Overview

Does a GLP-1 Receptor Agonist Change Glucose Tolerance in Antipsychotic-treated Patients?

Status:
Unknown status
Trial end date:
2017-03-01
Target enrollment:
0
Participant gender:
All
Summary
Metabolic disturbances, obesity and life-shortening cardiovascular morbidity are major clinical problems among antipsychotic-treated patients. Especially two of the most efficacious antipsychotics, clozapine and olanzapine, cause weight gain and metabolic disturbances and can rarely be replaced by other drugs due to the effectiveness of the compounds. Glucagon-like peptide 1 (GLP-1) has improved glycemic control among patients with type 2 diabetes. The study will investigate whether the beneficial effects of GLP-1 analogues on glycemic control in type 2 diabetic patients, can be extended to a population of non-diabetic, dysglycemic psychiatric patients, receiving antipsychotic medical treatment.
Phase:
Phase 2
Accepts Healthy Volunteers?
No
Details
Lead Sponsor:
Psychiatric Centre Rigshospitalet
Collaborators:
University Hospital, Gentofte, Copenhagen
University of Cambridge
Treatments:
Antipsychotic Agents
Liraglutide
Criteria
Inclusion Criteria:

- Informed oral and written consent

- Diagnosed with schizophrenia, schizotypal disorder or paranoid psychosis according to
the criteria of ICD10 (International Classification of Diseases, World Health
Organization) or the DSM-IV (Diagnostic and Statistical Manual of Mental Disorders,
Fourth Edition, the American Psychiatric Association)

- and on stable antipsychotic treatment with either clozapine or olanzapine for at least
6 months (without dose change for at least 30 days)
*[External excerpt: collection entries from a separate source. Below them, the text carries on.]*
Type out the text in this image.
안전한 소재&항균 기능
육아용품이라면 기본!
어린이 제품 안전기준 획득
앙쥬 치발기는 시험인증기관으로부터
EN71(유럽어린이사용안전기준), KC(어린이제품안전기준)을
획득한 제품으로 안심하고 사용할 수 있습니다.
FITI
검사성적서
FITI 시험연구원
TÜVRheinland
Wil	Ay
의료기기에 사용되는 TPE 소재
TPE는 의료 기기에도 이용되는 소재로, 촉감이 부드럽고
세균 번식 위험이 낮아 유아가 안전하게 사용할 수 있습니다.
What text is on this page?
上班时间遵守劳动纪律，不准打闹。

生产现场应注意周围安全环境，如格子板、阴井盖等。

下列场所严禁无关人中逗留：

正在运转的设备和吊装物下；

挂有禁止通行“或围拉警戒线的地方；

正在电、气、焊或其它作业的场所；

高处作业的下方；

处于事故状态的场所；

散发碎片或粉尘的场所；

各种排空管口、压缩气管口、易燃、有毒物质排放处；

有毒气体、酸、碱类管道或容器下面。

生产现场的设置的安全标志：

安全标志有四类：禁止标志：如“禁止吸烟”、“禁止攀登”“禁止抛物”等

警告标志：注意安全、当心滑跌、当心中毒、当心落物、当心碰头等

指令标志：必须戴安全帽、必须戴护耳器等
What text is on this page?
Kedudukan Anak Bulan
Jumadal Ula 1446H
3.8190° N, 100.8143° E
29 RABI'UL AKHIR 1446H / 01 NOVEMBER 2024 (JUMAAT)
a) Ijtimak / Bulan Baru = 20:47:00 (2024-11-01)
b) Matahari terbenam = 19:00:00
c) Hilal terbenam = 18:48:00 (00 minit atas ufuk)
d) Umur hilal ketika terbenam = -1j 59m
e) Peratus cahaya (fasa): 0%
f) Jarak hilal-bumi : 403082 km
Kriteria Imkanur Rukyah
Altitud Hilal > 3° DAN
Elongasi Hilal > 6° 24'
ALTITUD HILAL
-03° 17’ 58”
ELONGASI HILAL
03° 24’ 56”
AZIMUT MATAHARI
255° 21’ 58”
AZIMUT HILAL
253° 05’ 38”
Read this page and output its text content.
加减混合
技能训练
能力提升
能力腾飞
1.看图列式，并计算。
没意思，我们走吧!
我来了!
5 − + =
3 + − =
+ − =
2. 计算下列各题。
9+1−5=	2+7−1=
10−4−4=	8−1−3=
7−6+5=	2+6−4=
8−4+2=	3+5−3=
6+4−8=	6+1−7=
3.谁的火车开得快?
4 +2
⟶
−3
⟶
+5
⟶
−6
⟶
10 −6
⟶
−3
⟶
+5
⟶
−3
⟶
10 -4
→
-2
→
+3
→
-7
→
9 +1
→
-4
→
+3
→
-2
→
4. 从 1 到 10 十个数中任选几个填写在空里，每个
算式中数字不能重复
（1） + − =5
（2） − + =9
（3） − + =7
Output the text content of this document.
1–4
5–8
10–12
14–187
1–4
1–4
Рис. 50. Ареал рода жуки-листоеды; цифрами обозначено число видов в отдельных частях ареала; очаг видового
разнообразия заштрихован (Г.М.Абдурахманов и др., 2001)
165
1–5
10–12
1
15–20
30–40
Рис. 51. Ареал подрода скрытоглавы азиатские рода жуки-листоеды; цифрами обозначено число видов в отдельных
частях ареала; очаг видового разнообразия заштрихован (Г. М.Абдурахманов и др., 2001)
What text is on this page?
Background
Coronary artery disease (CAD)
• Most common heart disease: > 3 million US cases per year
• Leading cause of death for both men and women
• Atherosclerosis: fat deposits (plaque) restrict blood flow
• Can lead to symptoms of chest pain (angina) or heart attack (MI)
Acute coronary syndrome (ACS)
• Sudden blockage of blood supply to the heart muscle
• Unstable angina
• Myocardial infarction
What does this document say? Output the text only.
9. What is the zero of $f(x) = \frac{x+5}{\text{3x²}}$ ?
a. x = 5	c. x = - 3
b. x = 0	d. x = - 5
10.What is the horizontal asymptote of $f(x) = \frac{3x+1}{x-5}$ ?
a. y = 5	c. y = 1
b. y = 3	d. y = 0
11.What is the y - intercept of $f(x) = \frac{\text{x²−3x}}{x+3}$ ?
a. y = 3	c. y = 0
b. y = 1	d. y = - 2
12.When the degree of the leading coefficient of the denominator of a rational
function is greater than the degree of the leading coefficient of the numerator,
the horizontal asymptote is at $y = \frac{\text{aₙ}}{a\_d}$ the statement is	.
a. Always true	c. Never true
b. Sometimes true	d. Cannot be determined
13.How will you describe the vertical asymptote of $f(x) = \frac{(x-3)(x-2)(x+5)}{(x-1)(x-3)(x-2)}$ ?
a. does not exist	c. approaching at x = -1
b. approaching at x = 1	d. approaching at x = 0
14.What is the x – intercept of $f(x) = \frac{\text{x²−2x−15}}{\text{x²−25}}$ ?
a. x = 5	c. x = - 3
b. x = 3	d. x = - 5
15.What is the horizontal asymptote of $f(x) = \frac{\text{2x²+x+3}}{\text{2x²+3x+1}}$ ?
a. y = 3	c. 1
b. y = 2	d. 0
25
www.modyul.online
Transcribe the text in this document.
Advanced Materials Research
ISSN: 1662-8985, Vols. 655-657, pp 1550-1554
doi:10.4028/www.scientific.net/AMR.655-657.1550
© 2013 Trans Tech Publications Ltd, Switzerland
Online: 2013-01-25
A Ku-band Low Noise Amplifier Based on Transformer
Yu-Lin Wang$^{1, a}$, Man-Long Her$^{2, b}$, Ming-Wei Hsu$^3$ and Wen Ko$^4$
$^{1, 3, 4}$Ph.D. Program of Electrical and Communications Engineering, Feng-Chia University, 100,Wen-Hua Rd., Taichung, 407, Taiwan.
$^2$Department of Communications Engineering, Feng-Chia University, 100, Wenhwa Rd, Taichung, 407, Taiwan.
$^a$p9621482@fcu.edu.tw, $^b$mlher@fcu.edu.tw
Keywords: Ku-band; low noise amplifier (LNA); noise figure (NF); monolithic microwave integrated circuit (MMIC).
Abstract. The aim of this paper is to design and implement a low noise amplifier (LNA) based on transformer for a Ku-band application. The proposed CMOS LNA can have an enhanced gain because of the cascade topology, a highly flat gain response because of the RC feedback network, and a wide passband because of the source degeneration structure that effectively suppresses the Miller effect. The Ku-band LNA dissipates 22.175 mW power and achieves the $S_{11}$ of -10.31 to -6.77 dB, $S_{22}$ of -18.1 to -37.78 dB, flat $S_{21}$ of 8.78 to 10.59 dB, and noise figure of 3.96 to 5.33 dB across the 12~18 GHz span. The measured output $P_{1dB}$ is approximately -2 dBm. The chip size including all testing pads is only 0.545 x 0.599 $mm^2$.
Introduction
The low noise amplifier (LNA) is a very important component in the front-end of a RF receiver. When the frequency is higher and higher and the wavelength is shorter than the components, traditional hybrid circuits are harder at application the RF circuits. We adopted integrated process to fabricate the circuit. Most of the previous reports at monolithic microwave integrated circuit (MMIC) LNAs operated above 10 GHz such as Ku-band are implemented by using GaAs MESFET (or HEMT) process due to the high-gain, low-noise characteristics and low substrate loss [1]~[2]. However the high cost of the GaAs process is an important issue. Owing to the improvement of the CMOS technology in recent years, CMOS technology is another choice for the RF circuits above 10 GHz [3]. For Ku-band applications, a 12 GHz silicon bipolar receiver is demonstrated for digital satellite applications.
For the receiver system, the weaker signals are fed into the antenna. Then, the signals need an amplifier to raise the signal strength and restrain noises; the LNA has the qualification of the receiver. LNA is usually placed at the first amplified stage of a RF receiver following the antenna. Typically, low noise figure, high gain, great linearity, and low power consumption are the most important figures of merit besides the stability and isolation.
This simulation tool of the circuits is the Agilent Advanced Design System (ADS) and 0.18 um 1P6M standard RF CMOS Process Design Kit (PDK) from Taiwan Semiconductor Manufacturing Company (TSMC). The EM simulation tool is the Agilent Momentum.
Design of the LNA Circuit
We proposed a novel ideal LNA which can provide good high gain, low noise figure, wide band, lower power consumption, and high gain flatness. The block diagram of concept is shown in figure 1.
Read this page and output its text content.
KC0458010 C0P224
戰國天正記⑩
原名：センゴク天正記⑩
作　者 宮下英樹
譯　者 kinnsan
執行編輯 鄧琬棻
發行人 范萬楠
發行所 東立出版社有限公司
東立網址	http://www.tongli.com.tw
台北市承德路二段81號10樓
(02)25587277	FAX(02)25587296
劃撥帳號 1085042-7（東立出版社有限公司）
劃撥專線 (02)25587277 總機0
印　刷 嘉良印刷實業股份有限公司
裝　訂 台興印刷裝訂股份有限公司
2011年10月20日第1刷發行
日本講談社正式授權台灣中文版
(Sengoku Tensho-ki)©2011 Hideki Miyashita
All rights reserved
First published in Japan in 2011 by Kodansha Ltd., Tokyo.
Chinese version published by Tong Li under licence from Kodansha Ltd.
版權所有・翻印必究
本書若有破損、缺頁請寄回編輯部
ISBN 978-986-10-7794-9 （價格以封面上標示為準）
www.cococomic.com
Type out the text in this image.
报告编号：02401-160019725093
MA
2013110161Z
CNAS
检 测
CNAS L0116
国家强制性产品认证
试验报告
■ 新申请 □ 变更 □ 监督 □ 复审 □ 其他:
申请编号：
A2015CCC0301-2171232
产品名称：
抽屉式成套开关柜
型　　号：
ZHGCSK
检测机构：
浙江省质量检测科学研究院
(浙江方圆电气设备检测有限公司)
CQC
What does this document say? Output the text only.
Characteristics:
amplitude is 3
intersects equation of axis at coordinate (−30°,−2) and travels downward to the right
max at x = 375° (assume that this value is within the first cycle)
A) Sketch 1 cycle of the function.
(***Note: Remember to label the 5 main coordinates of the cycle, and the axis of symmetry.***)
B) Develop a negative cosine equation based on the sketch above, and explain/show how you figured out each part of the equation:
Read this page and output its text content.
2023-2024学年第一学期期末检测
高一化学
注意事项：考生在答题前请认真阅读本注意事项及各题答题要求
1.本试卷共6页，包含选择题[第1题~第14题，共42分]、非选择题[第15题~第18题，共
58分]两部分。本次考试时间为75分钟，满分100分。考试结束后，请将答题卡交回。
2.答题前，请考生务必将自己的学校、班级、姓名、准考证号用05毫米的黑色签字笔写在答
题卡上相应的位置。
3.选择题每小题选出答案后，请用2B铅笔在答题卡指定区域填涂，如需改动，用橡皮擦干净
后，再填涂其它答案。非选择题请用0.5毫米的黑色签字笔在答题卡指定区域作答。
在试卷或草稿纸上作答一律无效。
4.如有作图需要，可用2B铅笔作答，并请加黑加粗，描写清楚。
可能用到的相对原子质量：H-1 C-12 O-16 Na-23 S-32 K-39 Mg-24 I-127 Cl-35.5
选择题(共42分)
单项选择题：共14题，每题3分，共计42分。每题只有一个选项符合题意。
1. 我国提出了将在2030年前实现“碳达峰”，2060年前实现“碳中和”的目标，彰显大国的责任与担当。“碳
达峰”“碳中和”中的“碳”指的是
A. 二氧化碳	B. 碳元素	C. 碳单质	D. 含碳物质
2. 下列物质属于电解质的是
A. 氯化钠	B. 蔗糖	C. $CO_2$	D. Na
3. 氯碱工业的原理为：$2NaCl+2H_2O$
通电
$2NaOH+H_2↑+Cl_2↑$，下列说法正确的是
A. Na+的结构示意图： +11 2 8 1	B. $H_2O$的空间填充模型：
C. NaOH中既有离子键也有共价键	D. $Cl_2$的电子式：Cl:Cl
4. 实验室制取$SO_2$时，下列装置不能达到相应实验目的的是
- Stable co-medications for at least 30 days.

- Age ≥18 years and ≤65 years

- Stable weight (defined as less than 5% change in weight over the last 3 month before
inclusion)

- BMI ≥27 kg/m2

- Dysglycaemia (IFG, i.e. fasting plasma glucose level from 6.1 mmol/L to 6.9 mmol/L or
IGT, i.e. two-hour glucose levels > 7.8 mmol/L on the 75-g oral glucose tolerance test
with a fasting plasma glucose of less than 7.0 mmol/L and HbA1c < 48 mmol/mol or
HbA1c: 43 mmol/mol ≤ HbA1c ≤ 47 mmol/mol)

Exclusion Criteria:

- Compulsory treatment

- Females of child bearing potential who are pregnant, breast-feeding or have intention
of becoming pregnant or are not using adequate contraceptive measures

- Subjects treated with corticosteroids or other hormone therapy (except estrogens)

- Any active substance abuse or dependence for the past 6 months (except for nicotine)

- Impaired hepatic function (liver transaminases >2 times upper normal limit)

- Impaired renal function (se-creatinine >150 μM and/or macroalbuminuria)

- Impaired pancreatic function (acute or chronic pancreatitis and/or amylase >2 times
upper normal limit)

- Cardiac problems defined as decompensated heart failure (NYHA class III or IV),
unstable angina pectoris and/or myocardial infarction within the last 12 months

- Uncontrolled hypertension (systolic blood pressure >180 mmHg, diastolic blood pressure
>100 mmHg)

- Any condition that the investigator feels would interfere with trial participation

- Receiving any investigational drug within the last 3 months

- Use of weight-lowering pharmacotherapy within the preceding 3 month

- Type 1 or 2 diabetes with HbA1c > 6.5%

Also a group of healthy controls (n=10) will have the baseline examinations done. The
healthy controls will be matched to our participants in regards to gender, BMI and age. The
same inclusion and exclusion criteria will apply for these controls, except these
participants are not allowed to have known psychiatric illness, receive anti-psychotic
medications, or have a family history of type 2 diabetes (2 generations).